For a year now, pretty much everyone who has criticized Jones has met the same fate as did Salemi. It doesn’t matter who they are, or what they have been arguing, the play is always the same. First, they
are called a sexist or a racist or a member of the “alt-right.”{Inertia continual John Birch Society association comes to mind] Next, it is implied that they are working with Ron DeSantis or with Vladimir Putin—or, sometimes, with both. Then they are told that they hate “science”—or, if they disagree with her or expose a given lie or confirm that she does not have the qualifications or experience she claims, that they have sold out. And, finally, they are added to Jones’s “enemies” list (she really has one, and used to
publish it online), and an attempt begins to get them kicked off Twitter or Substack or whatever portion of the Internet they are using to explain the ruse.

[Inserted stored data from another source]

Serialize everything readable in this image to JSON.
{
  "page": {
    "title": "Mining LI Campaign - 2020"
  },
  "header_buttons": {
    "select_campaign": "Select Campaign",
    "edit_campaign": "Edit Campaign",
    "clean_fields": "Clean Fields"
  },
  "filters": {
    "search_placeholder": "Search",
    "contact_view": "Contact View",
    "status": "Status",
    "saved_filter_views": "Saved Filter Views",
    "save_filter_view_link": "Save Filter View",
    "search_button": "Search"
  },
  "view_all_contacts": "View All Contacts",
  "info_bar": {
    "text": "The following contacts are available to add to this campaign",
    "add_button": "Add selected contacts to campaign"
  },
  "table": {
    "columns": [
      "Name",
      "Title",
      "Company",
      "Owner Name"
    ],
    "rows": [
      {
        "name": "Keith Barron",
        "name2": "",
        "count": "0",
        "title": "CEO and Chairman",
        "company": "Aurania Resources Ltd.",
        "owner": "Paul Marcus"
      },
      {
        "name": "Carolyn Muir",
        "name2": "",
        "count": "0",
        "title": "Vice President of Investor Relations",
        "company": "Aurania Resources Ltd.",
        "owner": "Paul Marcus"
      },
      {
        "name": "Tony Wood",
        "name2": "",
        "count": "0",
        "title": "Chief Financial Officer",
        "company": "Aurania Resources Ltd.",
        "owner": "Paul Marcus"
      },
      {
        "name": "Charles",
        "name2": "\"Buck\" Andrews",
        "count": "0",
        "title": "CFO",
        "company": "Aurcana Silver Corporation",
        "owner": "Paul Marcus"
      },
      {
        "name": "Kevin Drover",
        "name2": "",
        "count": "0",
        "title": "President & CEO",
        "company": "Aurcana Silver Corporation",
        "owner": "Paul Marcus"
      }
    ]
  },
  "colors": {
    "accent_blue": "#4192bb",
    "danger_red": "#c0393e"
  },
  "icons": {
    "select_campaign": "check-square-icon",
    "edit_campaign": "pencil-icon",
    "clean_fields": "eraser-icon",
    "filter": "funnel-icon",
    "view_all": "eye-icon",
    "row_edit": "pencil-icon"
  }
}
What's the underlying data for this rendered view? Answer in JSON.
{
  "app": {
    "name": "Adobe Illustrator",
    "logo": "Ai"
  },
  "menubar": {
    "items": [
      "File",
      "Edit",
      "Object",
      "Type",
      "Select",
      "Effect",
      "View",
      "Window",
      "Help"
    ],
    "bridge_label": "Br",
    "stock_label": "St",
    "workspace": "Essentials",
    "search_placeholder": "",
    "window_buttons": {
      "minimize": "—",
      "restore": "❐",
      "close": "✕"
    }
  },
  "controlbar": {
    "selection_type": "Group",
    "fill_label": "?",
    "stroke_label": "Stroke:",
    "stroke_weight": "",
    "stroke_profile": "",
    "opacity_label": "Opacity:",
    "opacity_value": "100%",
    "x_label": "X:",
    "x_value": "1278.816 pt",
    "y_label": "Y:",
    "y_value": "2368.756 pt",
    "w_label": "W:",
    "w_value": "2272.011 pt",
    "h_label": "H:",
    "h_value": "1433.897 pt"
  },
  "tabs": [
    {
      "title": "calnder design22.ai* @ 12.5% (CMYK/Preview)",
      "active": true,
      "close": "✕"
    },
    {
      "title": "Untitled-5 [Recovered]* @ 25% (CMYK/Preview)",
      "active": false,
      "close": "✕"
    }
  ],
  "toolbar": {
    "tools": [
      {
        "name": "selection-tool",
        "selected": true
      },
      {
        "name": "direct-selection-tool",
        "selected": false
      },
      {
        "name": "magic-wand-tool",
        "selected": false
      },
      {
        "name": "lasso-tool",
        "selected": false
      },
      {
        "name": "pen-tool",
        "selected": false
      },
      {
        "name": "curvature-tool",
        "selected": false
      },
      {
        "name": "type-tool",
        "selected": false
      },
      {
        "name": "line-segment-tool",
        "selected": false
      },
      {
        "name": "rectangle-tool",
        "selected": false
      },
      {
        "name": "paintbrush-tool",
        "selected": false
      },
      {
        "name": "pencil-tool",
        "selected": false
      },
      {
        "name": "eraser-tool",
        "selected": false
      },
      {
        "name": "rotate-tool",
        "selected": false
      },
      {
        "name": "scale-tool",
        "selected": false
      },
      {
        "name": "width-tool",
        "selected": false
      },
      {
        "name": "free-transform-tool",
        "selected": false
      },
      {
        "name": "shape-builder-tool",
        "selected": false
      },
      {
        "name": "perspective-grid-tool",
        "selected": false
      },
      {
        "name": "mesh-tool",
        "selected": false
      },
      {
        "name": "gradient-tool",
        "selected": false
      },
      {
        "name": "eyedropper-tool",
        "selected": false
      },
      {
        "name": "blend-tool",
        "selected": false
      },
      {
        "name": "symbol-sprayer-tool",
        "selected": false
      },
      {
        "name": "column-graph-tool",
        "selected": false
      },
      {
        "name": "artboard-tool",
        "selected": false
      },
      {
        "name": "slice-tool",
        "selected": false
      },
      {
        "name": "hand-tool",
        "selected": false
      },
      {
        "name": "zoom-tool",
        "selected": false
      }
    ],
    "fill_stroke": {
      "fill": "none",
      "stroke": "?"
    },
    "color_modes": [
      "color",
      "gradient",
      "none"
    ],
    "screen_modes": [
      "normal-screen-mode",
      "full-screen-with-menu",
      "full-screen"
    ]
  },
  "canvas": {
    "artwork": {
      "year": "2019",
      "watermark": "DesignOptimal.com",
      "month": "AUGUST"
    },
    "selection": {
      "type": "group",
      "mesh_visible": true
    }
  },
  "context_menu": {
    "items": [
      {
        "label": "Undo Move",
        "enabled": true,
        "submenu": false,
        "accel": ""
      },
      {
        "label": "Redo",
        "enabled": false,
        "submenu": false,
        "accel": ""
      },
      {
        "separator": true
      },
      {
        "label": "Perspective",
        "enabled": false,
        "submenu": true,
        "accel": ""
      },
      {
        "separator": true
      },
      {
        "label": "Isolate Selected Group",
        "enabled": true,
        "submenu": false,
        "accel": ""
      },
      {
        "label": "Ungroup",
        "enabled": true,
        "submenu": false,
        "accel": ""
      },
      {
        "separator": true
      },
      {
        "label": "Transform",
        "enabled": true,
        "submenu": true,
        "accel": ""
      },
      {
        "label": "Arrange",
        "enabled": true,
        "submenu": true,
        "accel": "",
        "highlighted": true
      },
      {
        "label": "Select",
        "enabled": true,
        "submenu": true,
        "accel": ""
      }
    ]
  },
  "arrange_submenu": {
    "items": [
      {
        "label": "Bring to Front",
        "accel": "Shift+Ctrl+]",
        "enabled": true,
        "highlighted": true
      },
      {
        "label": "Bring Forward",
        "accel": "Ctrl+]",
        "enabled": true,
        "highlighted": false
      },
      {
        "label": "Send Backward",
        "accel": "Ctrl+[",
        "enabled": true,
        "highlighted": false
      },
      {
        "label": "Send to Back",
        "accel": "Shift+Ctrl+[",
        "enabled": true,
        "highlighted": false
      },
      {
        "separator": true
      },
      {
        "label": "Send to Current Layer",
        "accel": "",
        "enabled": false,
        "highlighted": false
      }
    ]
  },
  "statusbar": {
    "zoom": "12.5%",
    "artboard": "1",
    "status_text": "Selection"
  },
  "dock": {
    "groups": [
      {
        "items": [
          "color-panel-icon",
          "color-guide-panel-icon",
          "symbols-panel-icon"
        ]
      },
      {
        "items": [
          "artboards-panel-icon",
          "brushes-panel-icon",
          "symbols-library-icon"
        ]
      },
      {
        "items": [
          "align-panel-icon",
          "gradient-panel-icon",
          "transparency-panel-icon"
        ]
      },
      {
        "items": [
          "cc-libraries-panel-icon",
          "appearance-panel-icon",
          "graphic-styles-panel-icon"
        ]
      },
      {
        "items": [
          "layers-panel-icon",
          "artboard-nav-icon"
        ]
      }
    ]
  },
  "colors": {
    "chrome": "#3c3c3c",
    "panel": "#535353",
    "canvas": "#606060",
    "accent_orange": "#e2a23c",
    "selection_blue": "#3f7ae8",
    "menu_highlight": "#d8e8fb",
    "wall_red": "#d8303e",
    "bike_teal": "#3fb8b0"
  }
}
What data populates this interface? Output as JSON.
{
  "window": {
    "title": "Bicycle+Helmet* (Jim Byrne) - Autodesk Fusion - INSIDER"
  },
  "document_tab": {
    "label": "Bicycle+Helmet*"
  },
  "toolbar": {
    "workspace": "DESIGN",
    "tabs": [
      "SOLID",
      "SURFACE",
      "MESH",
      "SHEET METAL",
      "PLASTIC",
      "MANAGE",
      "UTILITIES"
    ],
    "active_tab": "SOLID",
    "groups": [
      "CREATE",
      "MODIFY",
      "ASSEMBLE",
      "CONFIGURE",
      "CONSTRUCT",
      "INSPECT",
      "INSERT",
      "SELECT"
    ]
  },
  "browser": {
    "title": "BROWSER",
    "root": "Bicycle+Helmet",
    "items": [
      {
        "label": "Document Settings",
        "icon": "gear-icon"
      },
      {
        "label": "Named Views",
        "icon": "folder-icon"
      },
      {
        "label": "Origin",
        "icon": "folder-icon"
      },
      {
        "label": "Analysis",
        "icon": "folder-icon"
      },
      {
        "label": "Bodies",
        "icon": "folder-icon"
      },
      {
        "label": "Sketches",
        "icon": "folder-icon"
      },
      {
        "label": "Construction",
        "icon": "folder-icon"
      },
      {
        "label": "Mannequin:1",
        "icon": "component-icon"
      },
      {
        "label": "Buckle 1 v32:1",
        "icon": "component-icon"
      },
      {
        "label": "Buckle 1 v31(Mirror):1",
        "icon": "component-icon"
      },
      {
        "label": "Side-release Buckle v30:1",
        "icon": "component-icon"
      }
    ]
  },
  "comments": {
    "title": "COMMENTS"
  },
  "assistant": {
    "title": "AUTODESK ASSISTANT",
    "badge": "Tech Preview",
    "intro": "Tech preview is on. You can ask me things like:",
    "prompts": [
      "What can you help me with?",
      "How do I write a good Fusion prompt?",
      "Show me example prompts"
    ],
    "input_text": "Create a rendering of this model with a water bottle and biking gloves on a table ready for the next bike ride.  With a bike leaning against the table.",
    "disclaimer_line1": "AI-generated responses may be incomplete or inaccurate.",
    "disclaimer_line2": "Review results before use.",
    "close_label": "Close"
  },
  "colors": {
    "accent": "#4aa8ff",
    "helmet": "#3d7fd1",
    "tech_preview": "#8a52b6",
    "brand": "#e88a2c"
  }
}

Because a good number of the people Jones has targeted are not journalists or public figures, but scientists and public servants, such attacks work pretty well. If your career is in epidemiology, and your employer is a public university, there is little to be gained by attracting scandal....
Everywhere Jones goes—whether it’s Louisiana State University (where she got her master’s), Florida State, or the Florida Department of Health—she seems always to
leave a trail of wreckage. And somehow, it’s always someone else’s fault.